Large Language Model Guided Knowledge Distillation for Time Series Anomaly Detection
Chen Liu, Shibo He, Qihang Zhou, Shizhong Li, Wenchao Meng
TL;DR
This paper tackles time series anomaly detection under limited labeled data by introducing AnomalyLLM, a knowledge-distillation framework in which a student prototype-based network learns to replicate a pretrained LLM-based teacher. Anomalies are detected via the discrepancy between the student and teacher representations, while two mechanisms—prototype-guided regularization and synthetic anomaly augmentation—prevent the student from overlearning the teacher. The approach achieves state-of-the-art results across 15 real-world datasets, with notable accuracy improvements on the UCR benchmark and competitive performance on multivariate data. The work highlights the potential of integrating LLMs with knowledge distillation and prototype-based representation learning for robust, data-efficient TSAD, and points to future work on lightweight, deployable teacher architectures.
Abstract
Self-supervised methods have gained prominence in time series anomaly detection due to the scarcity of available annotations.
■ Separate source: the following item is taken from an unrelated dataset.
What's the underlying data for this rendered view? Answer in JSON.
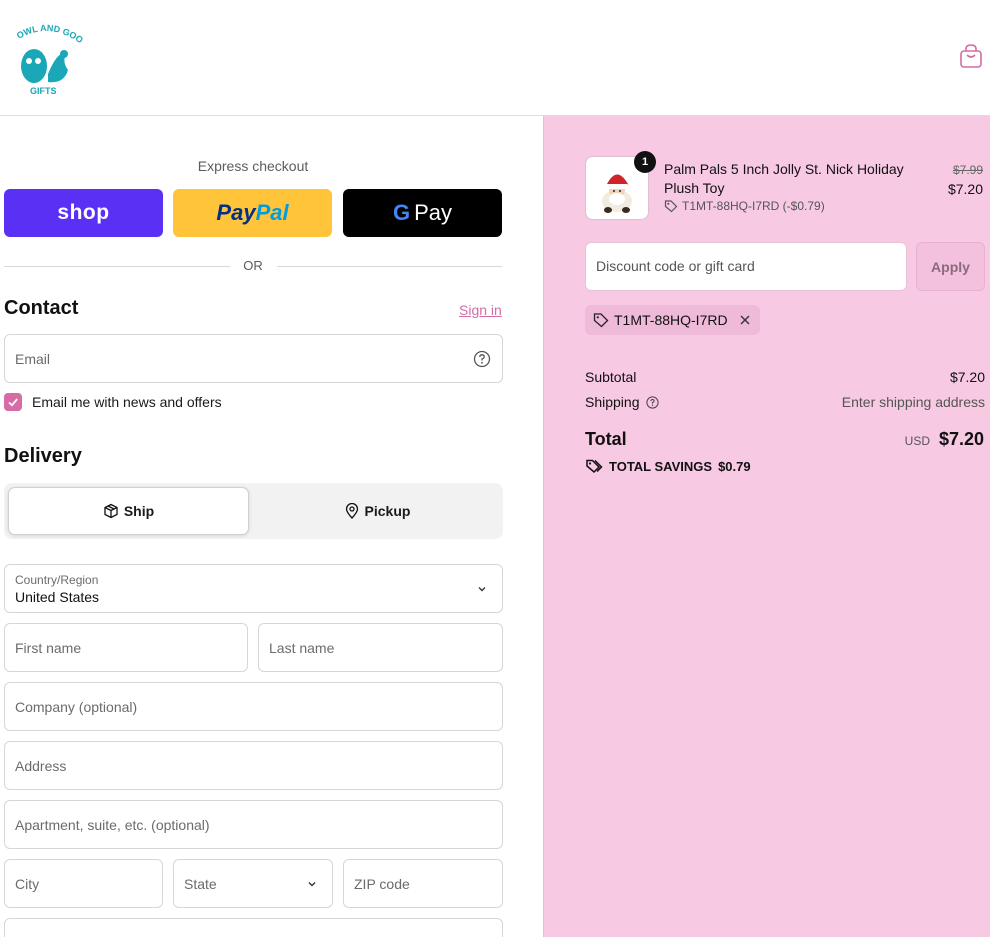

Nevertheless, they typically demand extensive training data to acquire a generalizable representation map, which conflicts with scenarios of a few available samples, thereby limiting their performance. To overcome the limitation, we propose \textbf{AnomalyLLM}, a knowledge distillation-based time series anomaly detection approach where the student network is trained to mimic the features of the large language model (LLM)-based teacher network that is pretrained on large-scale datasets. During the testing phase, anomalies are detected when the discrepancy between the features of the teacher and student networks is large. To circumvent the student network from learning the teacher network's feature of anomalous samples, we devise two key strategies. 1) Prototypical signals are incorporated into the student network to consolidate the normal feature extraction. 2) We use synthetic anomalies to enlarge the representation gap between the two networks. AnomalyLLM demonstrates state-of-the-art performance on 15 datasets, improving accuracy by at least 14.5\% in the UCR dataset.